Dernière mise à jour : 4 déc. 2022

J’aime les salons du livre ; je les aime pour les rencontres d’autres auteurs et du public. Bon, soyons honnête : je n’ai fait que de petits salons, en France et en Suisse romande. Paris et Bruxelles attendent encore ma venue.


Ma grande découverte est que les salons se ressemblent, par-delà la frontière ou la diversité de leurs visiteurs (en majorité des visiteuses). Autrement dit, de salon en salon, j’ai découvert l’eau chaude. Prêt pour un bain ?


A l’ouverture, j’arrive avec deux sacs, l’un avec mon stock de livres, l’autre avec mes portes-livre, mes marques-page, des flyers, quelques accessoires et une nappe. Mon stock, c’est une vingtaine d’exemplaires de « Rome est une femme ». Vous pensez que vingt livres pour un jour c’est peu ? Que dire alors des salons où je n’en ai pas vendu un seul ? Quand j’en vend dix, je suis aux anges. Alors vingt : c’est l’extase, la transe, l’épectase (quoique je sois encore vivant).

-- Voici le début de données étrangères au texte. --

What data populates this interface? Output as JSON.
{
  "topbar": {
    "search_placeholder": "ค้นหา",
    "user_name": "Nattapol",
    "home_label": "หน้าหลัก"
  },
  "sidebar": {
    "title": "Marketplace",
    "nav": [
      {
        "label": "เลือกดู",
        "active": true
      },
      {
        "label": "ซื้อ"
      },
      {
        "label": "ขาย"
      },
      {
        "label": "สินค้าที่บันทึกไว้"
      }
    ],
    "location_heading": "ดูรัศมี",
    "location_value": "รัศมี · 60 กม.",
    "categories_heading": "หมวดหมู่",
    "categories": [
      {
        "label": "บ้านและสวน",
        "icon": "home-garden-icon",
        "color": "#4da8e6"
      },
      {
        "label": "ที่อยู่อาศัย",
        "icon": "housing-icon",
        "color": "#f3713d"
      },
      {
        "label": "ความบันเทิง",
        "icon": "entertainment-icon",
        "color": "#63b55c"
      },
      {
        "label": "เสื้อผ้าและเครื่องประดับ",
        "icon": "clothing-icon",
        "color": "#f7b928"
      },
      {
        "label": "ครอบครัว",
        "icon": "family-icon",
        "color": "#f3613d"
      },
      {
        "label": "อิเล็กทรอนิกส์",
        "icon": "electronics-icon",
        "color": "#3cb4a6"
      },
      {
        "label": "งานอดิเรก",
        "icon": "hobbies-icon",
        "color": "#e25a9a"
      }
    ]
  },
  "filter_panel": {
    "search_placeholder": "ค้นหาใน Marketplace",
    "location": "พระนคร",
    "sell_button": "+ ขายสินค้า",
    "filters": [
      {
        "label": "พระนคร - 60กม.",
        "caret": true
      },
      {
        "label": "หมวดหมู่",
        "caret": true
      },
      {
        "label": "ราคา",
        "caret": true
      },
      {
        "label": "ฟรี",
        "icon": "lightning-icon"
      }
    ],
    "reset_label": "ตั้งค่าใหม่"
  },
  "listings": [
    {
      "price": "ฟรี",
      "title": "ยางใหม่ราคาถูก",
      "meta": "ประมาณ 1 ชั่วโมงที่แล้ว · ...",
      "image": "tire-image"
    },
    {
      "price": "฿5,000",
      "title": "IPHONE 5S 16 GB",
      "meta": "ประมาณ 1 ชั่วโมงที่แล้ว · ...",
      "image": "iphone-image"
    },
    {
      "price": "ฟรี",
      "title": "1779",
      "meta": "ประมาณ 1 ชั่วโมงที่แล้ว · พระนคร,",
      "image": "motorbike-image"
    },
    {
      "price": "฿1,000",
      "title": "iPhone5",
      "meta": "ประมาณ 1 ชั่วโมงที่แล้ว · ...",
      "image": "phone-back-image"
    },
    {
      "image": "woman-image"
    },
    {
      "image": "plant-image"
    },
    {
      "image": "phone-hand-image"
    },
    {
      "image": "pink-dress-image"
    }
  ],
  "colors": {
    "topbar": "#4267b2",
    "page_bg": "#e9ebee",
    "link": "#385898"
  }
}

L’extase est d’autant plus ardue qu’il y a toujours l’auteur ou l’autrice vers laquelle le public va sans hésitation, comme le fer va à l’aimant. Fils ou fille du lieu, enseignante au lycée, universitaire grandie dans la campagne voisine et accomplissant une belle carrière dans la capitale, le profil du chouchou du public est assez similaire de fois en fois. Mais il peut aussi ne pas être indigène et compenser ce handicap par une belle gueule, une couverture réussie sur son livre, une belle photo sur son stand, un charisme.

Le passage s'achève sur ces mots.